Les cancers du sein sont divisés en plusieurs sous-groupes en fonction de l'expression des récepteurs et de l'activité de prolifération. Les durées de survie sans rechute diffèrent selon les sous-types. Dans les sous-types positifs ou triples négatifs du récepteur du facteur de croissance épidermique humain 2, qui ont une activité de prolifération élevée, les périodes de latence sont plus courtes que pour les autres sous-types. Dans ces tumeurs agressives, la fréquence des récidives tardives après 5 ans est plutôt réduite[3],[4] par rapport à d'autres sous-types qui peuvent récidiver même après 20 ans[5],[6]. Le cancer du sein à récepteurs d'œstrogènes positifs est un modèle clinique de récidive tardive. Une étude clinique a été réalisée évaluant le traitement adjuvant au tamoxifène contre le cancer du sein récepteurs d'œstrogènes positifs[7]. La poursuite du tamoxifène pendant 10 ans plutôt que l'arrêt au bout de 5 ans a encore réduit la récidive et la mortalité, en particulier après 10 ans. Ces résultats indiquent que les cellules cancéreuses récepteurs d'œstrogènes positifs pourraient être dormantes et survivre pendant plus de 5 ans ; un traitement prolongé est donc nécessaire. Des récidives après une latence à long terme sont également signalées dans d'autres cancers, tels que le mélanome et le carcinome rénal[8],[9]. Dans le cancer de la prostate, il existe certains cas dans lesquels les taux sériques d'antigène prostatique spécifique augmentent sans récidive apparente de la tumeur après le traitement primaire ; c’est ce qu’on appelle la « récidive de l'antigène prostatique spécifique». Les récidives réelles surviennent en moyenne 8 ans après la récidive de l'antigène prostatique spécifique[10]. Ainsi, dans des cas de récidive aussi tardive, les cellules cancéreuses pourraient déjà s'être disséminées au moment ou avant l'ablation chirurgicale des tumeurs d'origine, et récidiver cliniquement après avoir été dormantes pendant des années[11].

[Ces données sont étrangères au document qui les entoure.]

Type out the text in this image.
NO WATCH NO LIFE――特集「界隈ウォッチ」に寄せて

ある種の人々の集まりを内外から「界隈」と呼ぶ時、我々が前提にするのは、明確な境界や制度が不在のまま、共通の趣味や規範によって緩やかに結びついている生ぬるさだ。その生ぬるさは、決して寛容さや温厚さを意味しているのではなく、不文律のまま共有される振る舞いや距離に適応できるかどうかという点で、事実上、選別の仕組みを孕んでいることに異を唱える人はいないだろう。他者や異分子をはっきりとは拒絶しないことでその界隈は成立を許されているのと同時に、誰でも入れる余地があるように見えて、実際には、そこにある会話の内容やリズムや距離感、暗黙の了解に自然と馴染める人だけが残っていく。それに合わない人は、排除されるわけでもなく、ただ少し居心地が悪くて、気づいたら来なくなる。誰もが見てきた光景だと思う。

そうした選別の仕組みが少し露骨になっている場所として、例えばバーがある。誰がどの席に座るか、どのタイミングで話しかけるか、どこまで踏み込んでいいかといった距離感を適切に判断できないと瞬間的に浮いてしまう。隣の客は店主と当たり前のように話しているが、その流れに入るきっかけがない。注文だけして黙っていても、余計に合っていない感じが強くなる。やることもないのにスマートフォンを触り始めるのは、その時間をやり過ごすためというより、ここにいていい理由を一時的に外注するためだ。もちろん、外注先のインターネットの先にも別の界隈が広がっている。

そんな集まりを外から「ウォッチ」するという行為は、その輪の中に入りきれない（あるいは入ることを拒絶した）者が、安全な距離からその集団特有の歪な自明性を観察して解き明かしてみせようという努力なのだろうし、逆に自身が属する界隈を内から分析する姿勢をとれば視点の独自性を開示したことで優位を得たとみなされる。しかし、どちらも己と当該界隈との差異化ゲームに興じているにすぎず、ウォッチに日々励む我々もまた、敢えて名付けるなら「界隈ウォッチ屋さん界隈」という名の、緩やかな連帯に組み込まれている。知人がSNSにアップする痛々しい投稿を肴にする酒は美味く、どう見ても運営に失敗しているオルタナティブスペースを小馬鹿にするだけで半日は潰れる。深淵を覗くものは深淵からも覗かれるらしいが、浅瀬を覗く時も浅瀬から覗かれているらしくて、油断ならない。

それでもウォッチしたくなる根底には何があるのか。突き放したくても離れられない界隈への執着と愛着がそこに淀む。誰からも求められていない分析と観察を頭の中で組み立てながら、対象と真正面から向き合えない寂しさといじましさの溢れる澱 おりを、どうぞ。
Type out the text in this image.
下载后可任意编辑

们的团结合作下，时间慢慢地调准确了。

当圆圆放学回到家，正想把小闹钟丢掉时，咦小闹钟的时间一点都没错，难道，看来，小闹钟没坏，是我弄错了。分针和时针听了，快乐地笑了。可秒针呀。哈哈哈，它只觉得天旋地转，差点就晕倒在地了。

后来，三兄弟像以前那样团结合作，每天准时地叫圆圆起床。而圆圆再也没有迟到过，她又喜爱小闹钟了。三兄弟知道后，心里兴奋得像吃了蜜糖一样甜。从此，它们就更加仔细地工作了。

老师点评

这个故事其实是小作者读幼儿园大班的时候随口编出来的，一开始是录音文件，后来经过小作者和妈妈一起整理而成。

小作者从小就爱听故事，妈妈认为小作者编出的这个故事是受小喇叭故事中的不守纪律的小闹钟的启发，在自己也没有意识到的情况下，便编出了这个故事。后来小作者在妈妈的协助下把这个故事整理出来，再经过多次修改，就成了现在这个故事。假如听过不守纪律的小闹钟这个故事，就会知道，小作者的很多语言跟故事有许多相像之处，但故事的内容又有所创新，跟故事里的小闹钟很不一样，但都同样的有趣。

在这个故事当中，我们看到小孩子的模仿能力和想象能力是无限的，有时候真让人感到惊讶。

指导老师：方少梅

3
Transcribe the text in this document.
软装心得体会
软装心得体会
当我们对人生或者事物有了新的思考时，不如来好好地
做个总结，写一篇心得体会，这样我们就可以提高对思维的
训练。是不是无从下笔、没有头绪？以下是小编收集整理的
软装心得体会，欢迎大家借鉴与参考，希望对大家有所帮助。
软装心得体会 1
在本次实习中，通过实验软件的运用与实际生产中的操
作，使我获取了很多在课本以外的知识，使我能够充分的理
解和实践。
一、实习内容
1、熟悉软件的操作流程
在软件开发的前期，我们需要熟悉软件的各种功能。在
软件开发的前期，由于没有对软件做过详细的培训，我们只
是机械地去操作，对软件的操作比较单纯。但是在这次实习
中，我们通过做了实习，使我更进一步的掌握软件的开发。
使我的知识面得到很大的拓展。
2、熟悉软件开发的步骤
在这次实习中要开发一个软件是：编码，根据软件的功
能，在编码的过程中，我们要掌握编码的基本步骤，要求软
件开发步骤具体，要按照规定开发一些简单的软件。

Pour expliquer les récidives tardives, un modèle de « dormance de la masse tumorale » a été proposé, supposant que l'équilibre entre l'augmentation des cellules cancéreuses par prolifération et la diminution par mort cellulaire était à l'équilibre. La dormance de la masse tumorale peut être obtenue par deux mécanismes différents : la dormance angiogénique et la dormance immunitaire.
Pour soutenir leur prolifération, les cellules cancéreuses consomment de grandes quantités de ressources énergétiques. Pour répondre à cette nécessité, la croissance tumorale doit s'accompagner de la génération d'un réseau de vaisseaux sanguins (ou angiogenèse)[12]. L'angiogenèse est finement régulée par des facteurs pro-angiogéniques et des facteurs anti-angiogéniques[13]. Après le changement angiogénique, lorsque la balance penche vers du côté pro-angiogénique, une tumeur entre dans la phase de progression[14]. Avant le changement angiogénique, un nombre accru de cellules cancéreuses provoque la mort cellulaire dans une région éloignée des vaisseaux sanguins préexistants en raison d'un manque d'oxygène et de nutriments. L’équilibre entre la prolifération et la mort des cellules cancéreuses est appelé dormance angiogénique. L'implication de la dormance angiogénique dans la régulation de la croissance tumorale a été démontrée dans un grand nombre d'études utilisant des modèles murins[15],[16],[17].
Le système immunitaire est connue depuis longtemps comme un facteur critique pour la suppression du développement et de la croissance des tumeurs, et les cellules des tumeurs établies acquièrent la capacité d'échapper aux cellules immunitaires[18],[19]. Le système immunitaire joue un rôle essentiel non seulement en évitant l'établissement précoce de tumeurs[19],[20],[21], mais aussi dans la dormance de la masse tumorale. Les lymphocytes T CD8+ sont impliqués dans le maintien de la dormance tumorale au niveau du site métastatique[22],[23]. Dans ce modèle, la suppression du système immunitaire par les anticorps CD8+ favorisait de manière significative la croissance métastatique. Le profilage du génome a montré que les modèles d'altérations génétiques sont fortement partagés entre les sites primaires et métastatiques, ce qui indique que les métastases pourraient provenir de cellules tumorales disséminées à partir de la tumeur primaire à un stade précoce. Ces résultats suggèrent que les cellules tumorales disséminées seraient dormantes et éviteraient la surveillance immunitaire, et que la fuite du système immunitaire entraînerait une croissance métastatique. Les cellules immunitaires et de leurs cytokines dans la suppression de la repousse des cellules tumorales après irradiation et la perturbation des cellules immunitaires ont inversé l'équilibre post-irradiation[24].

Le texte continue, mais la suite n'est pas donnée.